Oh wait. You didn’t have your curls then. You were too young to know you wanted them—that one day they would become as integral to your identity as your journal and signature space pants. You were too young to shuck off the husk of other people’s ideas to assert your own truth—the truth that one day you would grow out your curls and never look back.

So anyways there was Suzie Bondalucci sniggering over your shoulder like an invisible goblin with a lit candle up her butt and a donut in her hand. And there you were, stricken with a mixture of affection and embarrassment. The latter of which was only exacerbated by Suzie reaching over you, snatching the note from your hands, and reading it aloud for the entire cafeteria.

What a bitch that Suzie was. 

Anyways now you’re in the car and the sky looks like a half-finished Jackson Pollock. The highway overpass looks the same as ever. Droll. Drab. Dreary. Gray. Stone. Slats. A rumble of cars passes beneath it like an anthill built dead center between a troll’s legs. The troll in question—the overpass—is collecting its toll as usual; nothing material, simply that for brief moments, drivers have to subject themselves to the possibility that the troll could choose to pop a squat right there on the highway, or perhaps, a car—your car—were to fly right through the barriers as if mimicking its favorite Michael Bay scene, as if rushing to greet the vehicles below, as if smashing like a child’s toy Pontiac into another child’s whole collection of coupes, sedans, four-doors, SUVs, trucks, and go-carts, Lambos, Porsches, and Ferraris—too many foreign cars to be occupying the same roadway at one time unless we were in Italy, on some sundrenched coastal town sliced up by cement serpents rushing toward the sea.

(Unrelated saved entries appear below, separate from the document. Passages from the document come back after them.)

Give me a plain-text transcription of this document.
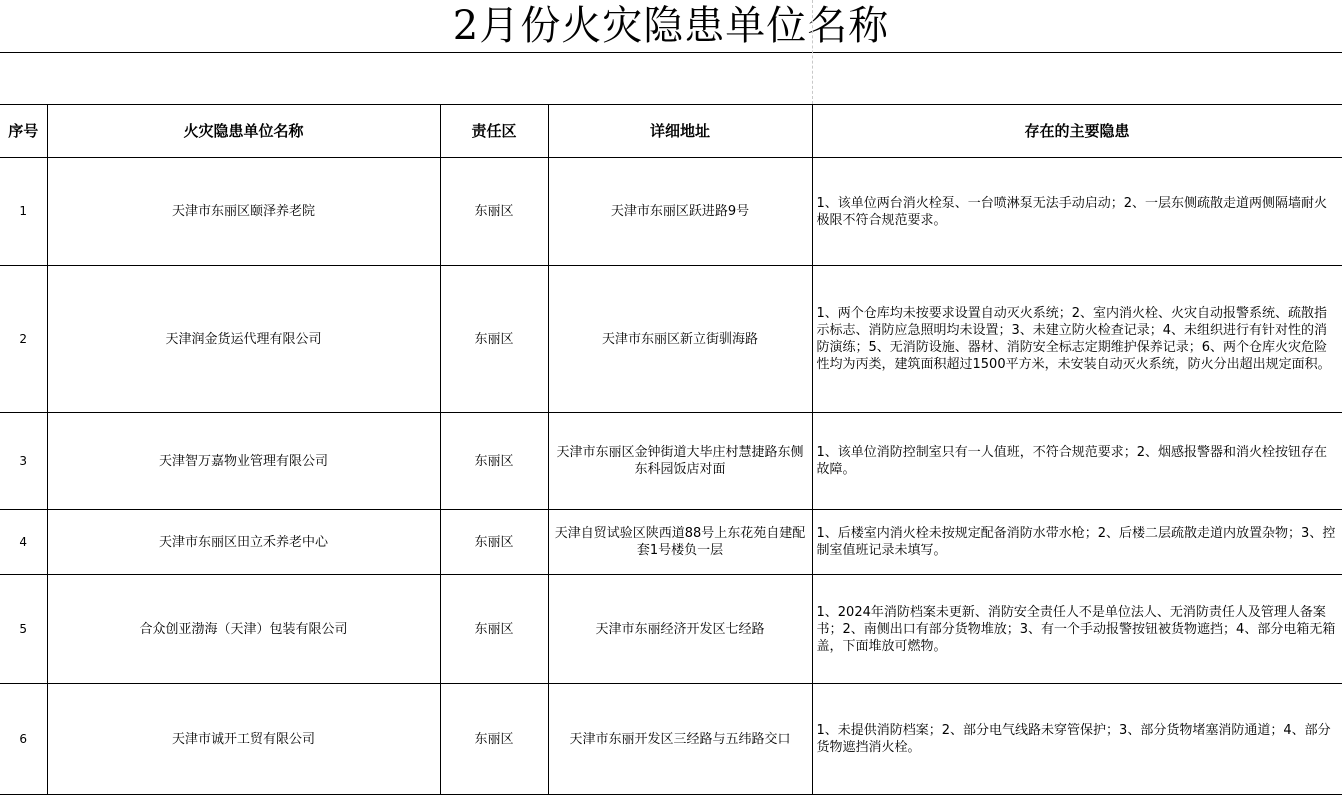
2月份火灾隐患单位名称
序号	火灾隐患单位名称	责任区	详细地址	存在的主要隐患
1	天津市东丽区颐泽养老院	东丽区	天津市东丽区跃进路9号	1、该单位两台消火栓泵、一台喷淋泵无法手动启动；2、一层东侧疏散走道两侧隔墙耐火极限不符合规范要求。
2	天津润金货运代理有限公司	东丽区	天津市东丽区新立街驯海路	1、两个仓库均未按要求设置自动灭火系统；2、室内消火栓、火灾自动报警系统、疏散指示标志、消防应急照明均未设置；3、未建立防火检查记录；4、未组织进行有针对性的消防演练；5、无消防设施、器材、消防安全标志定期维护保养记录；6、两个仓库火灾危险性均为丙类，建筑面积超过1500平方米，未安装自动灭火系统，防火分出超出规定面积。
3	天津智万嘉物业管理有限公司	东丽区	天津市东丽区金钟街道大毕庄村慧捷路东侧东科园饭店对面	1、该单位消防控制室只有一人值班，不符合规范要求；2、烟感报警器和消火栓按钮存在故障。
4	天津市东丽区田立禾养老中心	东丽区	天津自贸试验区陕西道88号上东花苑自建配套1号楼负一层	1、后楼室内消火栓未按规定配备消防水带水枪；2、后楼二层疏散走道内放置杂物；3、控制室值班记录未填写。
5	合众创亚渤海（天津）包装有限公司	东丽区	天津市东丽经济开发区七经路	1、2024年消防档案未更新、消防安全责任人不是单位法人、无消防责任人及管理人备案书；2、南侧出口有部分货物堆放；3、有一个手动报警按钮被货物遮挡；4、部分电箱无箱盖，下面堆放可燃物。
6	天津市诚开工贸有限公司	东丽区	天津市东丽开发区三经路与五纬路交口	1、未提供消防档案；2、部分电气线路未穿管保护；3、部分货物堵塞消防通道；4、部分货物遮挡消火栓。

But we’re not in Italy. We’re in America. In Kansas. This is prairies, and foothills, and too many pro-life billboards to count. And it is mundane office parks. And it is suburbia. And for a girl like you, it makes no sense. You stick out like a sore thumb at a pinkies-only party. At the mall, you catch a few too many stares for one human to be justifiably comfortable. Fortunately, you’re not in the mall. You’re in your car. And you’re crying. And you’re thinking about driving your car right off the overpass into westbound traffic. Of course, you’re too afraid to do it. But you’re thinking about it.

Giraffes (An Excerpt)

“If you’re going to get into a fight, you’ve got to do it in style,” Willis once said during a particularly inebriated evening on the veranda of the riverboat. The Moon was a silver dollar fallen from Heaven’s pocket. The coin purse of the cosmos had spilled all the over the good sheets. It was a mess. A beautiful, beautiful mess. On the shore, swaths and swaths of trees trembled amidst roaring waterfalls of wind. They seemed to be celebrating some ancient and heretofore hidden secret, and the time was nearly upon them to share what they knew. There were no giraffes roaming in the dew, but Willis spoke of them anyways. “Giraffes fight with their necks. Did you know that? They use their heads like rocks in socks. Like wrecking balls. Like yoyos gone mad. They’ve taken the head butt and made it into an art form. If you’re wondering who the Leonardo DaVinci of fighting is, it’s not Mohammed Ali, and it’s not Bruce Lee. It’s giraffes. Sweet, sweet giraffes. Stylish all the way through, and when it’s over, it’s over. There’s no contesting, no recounts, no trifles. Can humans say the same?”

At the completion of his monologue, he looked around to find the others had dozed off. Anna had returned to her quarters to read Tolstoy, or was it Dr. Seuss? And the cook was snoring loudly enough to wake the nonexistent giraffes.

Masculinity is an interesting thing.